You confuse the notion a universal machine a implement a universal b, with the notion of a physical universal machine c implements a universal machine b.

I don't assume a physical universe to start with, if only because it is one of the thing I want to have an explanation for (the appearance or the reality, as I am agnostic at the start).

the machine a implements the machine b is an arithmetical notion. It can be defined *in* arithmetic, and the existence of particular computations and emulations of computations by other computations can be proved already in Robinson Arithmetic.






​> ​But a primary physical reality, well I have already not much clue what that can be,

​It means physics is the most fundamental science and mathematics is just a tool humans have invented to help them figure out how nature in general and physics in particular works; I'm not saying that it true, I don't know if it is or not, I'm just saying that's what it means. ​

I am OK with that epistemological version, no problem. And then what I say is that digital mechanism, or computationalism is incompatible with physics being the most fundamental science, even if physics is quite important. the fundamental science is theoretical computer science, alias mathematics, alias machine's (and other entities) "theologies" (the science by machines of what is bigger than themselves, like a "reality".






​> ​if quantum field theory is correct, it is an analog imitation of the digital.

​The first word of the name should have tipped you off, ​if ​ QUANTUM ​field theory is correct​ then nothing is analog.

There is a continuous and a diecrete quantum teleportation technic, and the existence or not of a physical continuum is an open problem, both empirically (gravitation is not yet unified with the other forces) and computer-science theoretically, even if they are compelling argument for some continuum, if only the presence of some random oracle due to the global FPI.





​> ​You need to make precise your theory of primary matter to proof that it can emulates all computations,

​I'm just playing ​devil's advocate​,​​ ​​​unlike you I don't claim to have proven anything​.​

Proving is my job. That is what I do. That is what mathematician does, in math or in applied theoretical field. When I say that RA proves the existence of the terminating computations, I am saying a standrd result. You oppose this by introducing a notion of physical computation, which you have not yet define.

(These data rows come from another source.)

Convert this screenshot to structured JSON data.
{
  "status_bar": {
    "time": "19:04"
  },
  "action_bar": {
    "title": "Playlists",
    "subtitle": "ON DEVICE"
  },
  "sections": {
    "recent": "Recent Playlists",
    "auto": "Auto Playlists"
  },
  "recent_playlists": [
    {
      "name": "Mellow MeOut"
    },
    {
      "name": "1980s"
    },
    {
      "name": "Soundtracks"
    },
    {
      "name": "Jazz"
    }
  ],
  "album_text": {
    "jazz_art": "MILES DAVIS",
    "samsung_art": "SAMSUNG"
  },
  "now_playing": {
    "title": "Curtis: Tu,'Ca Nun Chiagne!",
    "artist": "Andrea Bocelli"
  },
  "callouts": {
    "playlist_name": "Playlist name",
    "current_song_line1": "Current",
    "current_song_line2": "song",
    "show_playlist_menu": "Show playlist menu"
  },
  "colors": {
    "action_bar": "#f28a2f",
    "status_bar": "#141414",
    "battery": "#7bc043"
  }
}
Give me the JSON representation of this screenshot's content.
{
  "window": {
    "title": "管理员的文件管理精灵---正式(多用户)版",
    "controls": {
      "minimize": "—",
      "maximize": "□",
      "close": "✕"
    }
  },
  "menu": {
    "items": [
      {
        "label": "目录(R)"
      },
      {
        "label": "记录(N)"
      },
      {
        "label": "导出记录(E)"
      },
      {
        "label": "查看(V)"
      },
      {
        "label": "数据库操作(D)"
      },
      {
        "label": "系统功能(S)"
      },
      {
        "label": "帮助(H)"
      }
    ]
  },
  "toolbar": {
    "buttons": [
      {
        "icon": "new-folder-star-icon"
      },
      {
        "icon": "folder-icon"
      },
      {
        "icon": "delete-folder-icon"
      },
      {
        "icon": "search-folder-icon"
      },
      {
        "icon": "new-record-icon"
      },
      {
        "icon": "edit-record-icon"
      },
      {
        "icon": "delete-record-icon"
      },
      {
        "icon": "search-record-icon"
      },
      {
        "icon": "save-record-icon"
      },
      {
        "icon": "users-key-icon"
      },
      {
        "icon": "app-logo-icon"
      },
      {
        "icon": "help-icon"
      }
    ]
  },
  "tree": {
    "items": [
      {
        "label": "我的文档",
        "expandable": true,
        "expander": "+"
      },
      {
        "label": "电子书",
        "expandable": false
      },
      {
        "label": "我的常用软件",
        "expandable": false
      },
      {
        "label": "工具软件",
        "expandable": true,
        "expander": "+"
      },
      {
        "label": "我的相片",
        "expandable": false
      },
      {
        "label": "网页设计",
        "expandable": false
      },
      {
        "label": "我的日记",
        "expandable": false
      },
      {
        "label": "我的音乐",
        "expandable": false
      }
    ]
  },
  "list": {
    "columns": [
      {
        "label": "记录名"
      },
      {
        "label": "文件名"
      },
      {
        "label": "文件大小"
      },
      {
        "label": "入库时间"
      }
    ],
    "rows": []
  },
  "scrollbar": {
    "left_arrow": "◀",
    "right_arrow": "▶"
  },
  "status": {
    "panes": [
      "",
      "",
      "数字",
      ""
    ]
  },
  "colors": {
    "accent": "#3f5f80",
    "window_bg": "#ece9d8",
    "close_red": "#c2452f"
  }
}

You are using vague undefined notions to criticize standard result in the field.




I don't know if math or physics is more fundamental; you don't know either but you think you do. ​


I know nothing. I give a deduction that IF computationalism is correct, then physics cannot be the fundamental science, and the proof is constructive and shows how to derive physics, and I have used this to derive the propositional logic of the observable, and it fits until now with the empirical facts.

Advantage: it explains both the quanta and the qualia. Which was the goal: to have a testable explanation of the appearance of a universe without eliminating conscious and person.





​>​>> ​ ​Physical water, like any physical stuff does not rely on one computations, but on an infinity of them,

​​>> ​Nobody knows if that is true or not, maybe only an astronomical number of calculations would be required to perfectly simulate water, but if you're right and a infinite amount of mathematics would be required to do what just a small amount of matter can do so effortlessly then it's game over and physics is ​ more fundamental than mathematics, and mathematical models can never be more than just approximations of the real deal.

​> ​Not at all, as this is *derived* without any phsyical assumption

​You just assumed that any finite amount of mathematics can only approximate what matter does. So how can mathematics be more fundamental?


I prove this. I don't assume it. Matter is given by the FPI on all computations in arithmetic. That is a priori not Turing emulable, but for computationalism to remain coherent with the empirical facts, we have to derive that the digital brains and the finite pieces of mathematics can explain the local facts and allow for digital universal machine to be enough stable, or we would not even exist in a physical mode at all.